Reference Points For Europe’s Fish Stocks

Transforming management of EU fisheries

Fisheries management in the European Union entered a new era in 2014 when the reformed Common Fisheries Policy (CFP) went into force. The CFP stipulates an end to overfishing in EU waters with the goal of restoring fish stocks to productive levels. To ensure effective and legally robust decision-making under the CFP, the framework for advice on fishing limits must reflect the newly agreed-upon requirements. This will benefit the marine environment and bolster the fishing sector’s economic viability.

Under the CFP, the European Commission requests scientific advice on fishing limits from the International Council for the Exploration of the Sea (ICES). Today, these requests are based on parameters established under the previous CFP. Those parameters were intended to serve as safety margins to ensure that reproduction of stocks was not impaired. The reformed CFP, however, stipulates a positive vision for the future, meaning that more ambitious parameters, or reference points, must be used to achieve the CFP’s objectives.

Biomass limit reference points define the danger zone for a stock, the point beyond which its reproduction is at higher risk, and therefore a state that should be avoided. The limit is almost always based exclusively on the stock’s biological characteristics. In the EU, the spawning stock biomass reference point, Blim, is identified as the stock size below which recruitment—the addition of young fish to the population—has a high likelihood of being “impaired.” If stock biomass falls below Blim, ICES advises action to restore biomass, such as further reduction or suspension of targeted fishing.

Trigger reference points are used to prompt pre-agreed management actions designed to allow stocks to recover—and to keep them from falling below the biomass limit reference points.

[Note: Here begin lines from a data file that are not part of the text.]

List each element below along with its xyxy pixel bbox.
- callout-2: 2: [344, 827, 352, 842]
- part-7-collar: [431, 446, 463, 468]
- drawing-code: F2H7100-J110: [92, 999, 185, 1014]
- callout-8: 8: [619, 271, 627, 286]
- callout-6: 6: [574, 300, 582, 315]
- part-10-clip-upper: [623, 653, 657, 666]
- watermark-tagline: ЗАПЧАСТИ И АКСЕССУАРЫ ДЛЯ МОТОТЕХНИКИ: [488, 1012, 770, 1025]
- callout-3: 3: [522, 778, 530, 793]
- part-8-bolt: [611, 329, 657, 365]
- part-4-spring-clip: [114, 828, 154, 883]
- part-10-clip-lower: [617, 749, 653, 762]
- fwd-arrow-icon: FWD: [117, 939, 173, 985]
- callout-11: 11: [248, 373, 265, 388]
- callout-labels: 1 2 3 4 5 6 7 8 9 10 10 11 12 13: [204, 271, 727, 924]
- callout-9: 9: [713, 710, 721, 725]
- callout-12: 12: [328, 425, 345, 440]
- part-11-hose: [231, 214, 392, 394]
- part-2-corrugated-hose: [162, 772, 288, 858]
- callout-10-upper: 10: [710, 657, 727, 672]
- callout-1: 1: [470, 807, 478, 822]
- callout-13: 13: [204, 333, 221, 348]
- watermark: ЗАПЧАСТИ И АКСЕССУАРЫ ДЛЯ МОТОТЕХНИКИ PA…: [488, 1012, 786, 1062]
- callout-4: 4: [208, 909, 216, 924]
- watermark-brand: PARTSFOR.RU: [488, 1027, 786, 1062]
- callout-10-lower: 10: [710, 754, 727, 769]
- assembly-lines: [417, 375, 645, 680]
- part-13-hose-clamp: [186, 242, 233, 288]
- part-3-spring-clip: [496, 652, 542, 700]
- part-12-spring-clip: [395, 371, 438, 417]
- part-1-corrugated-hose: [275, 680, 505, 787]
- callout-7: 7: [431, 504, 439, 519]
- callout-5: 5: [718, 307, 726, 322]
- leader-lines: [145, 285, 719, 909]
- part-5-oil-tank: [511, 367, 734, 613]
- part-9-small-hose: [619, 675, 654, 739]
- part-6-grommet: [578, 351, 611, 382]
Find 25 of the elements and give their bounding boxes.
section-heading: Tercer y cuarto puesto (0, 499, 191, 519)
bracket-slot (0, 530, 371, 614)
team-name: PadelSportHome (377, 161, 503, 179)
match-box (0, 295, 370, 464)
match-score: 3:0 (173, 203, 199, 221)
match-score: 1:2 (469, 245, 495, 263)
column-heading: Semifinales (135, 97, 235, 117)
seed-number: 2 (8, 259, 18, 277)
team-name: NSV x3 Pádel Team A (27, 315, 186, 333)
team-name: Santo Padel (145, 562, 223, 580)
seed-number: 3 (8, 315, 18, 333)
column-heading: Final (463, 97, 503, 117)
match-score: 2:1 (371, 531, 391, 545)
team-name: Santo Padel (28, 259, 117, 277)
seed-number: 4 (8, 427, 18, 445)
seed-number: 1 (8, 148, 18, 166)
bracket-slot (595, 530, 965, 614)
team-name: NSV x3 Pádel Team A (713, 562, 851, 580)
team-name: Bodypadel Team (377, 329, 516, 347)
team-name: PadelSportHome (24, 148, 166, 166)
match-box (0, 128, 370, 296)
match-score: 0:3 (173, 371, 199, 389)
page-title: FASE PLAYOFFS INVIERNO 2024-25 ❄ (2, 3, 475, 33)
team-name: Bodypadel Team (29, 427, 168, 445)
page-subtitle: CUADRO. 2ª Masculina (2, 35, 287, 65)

In the EU, trigger reference points such as MSY (maximum sustainable yield) Btrigger have been used to set such precautionary margins. When spawning stock biomass is estimated to be above MSY Btrigger, the probability of impaired recruitment is expected to be low (less than 5 percent). If biomass falls below this level, managers should reduce fishing pressure and impose additional measures, such as time-space closures or gear modifications, to help boost the stock.

The reformed CFP requires more than avoiding impaired reproduction of fish stocks. It stipulates the aim of restoring and maintaining stock biomass above levels capable of producing BMSY. Maintaining fish stocks above BMSY levels has economic benefits, such as more stable catch limits and the need for relatively less fishing effort. Lower levels of fishing also generally result in fewer adverse environmental impacts.

The current ICES framework for advice does not adequately reflect the reformed CFP aim of restoring and maintaining stock biomass above BMSY levels.

Recommendations

  • The EU Commission should ask ICES to revise its framework for advice in line with the reformed CFP. This should include BMSY as a trigger reference point.
  • The EU Commission should request that ICES provide information on the state of fish stocks in relation to BMSY levels to allow evaluation of progress toward restoring stocks above these levels.
  • EU institutions should set fishing limits below the mortality level that can sustain maximum sustainable yield (FMSY), require additional action when biomass trigger reference points are passed, and stop directed fishing when a stock is below the Blim reference point.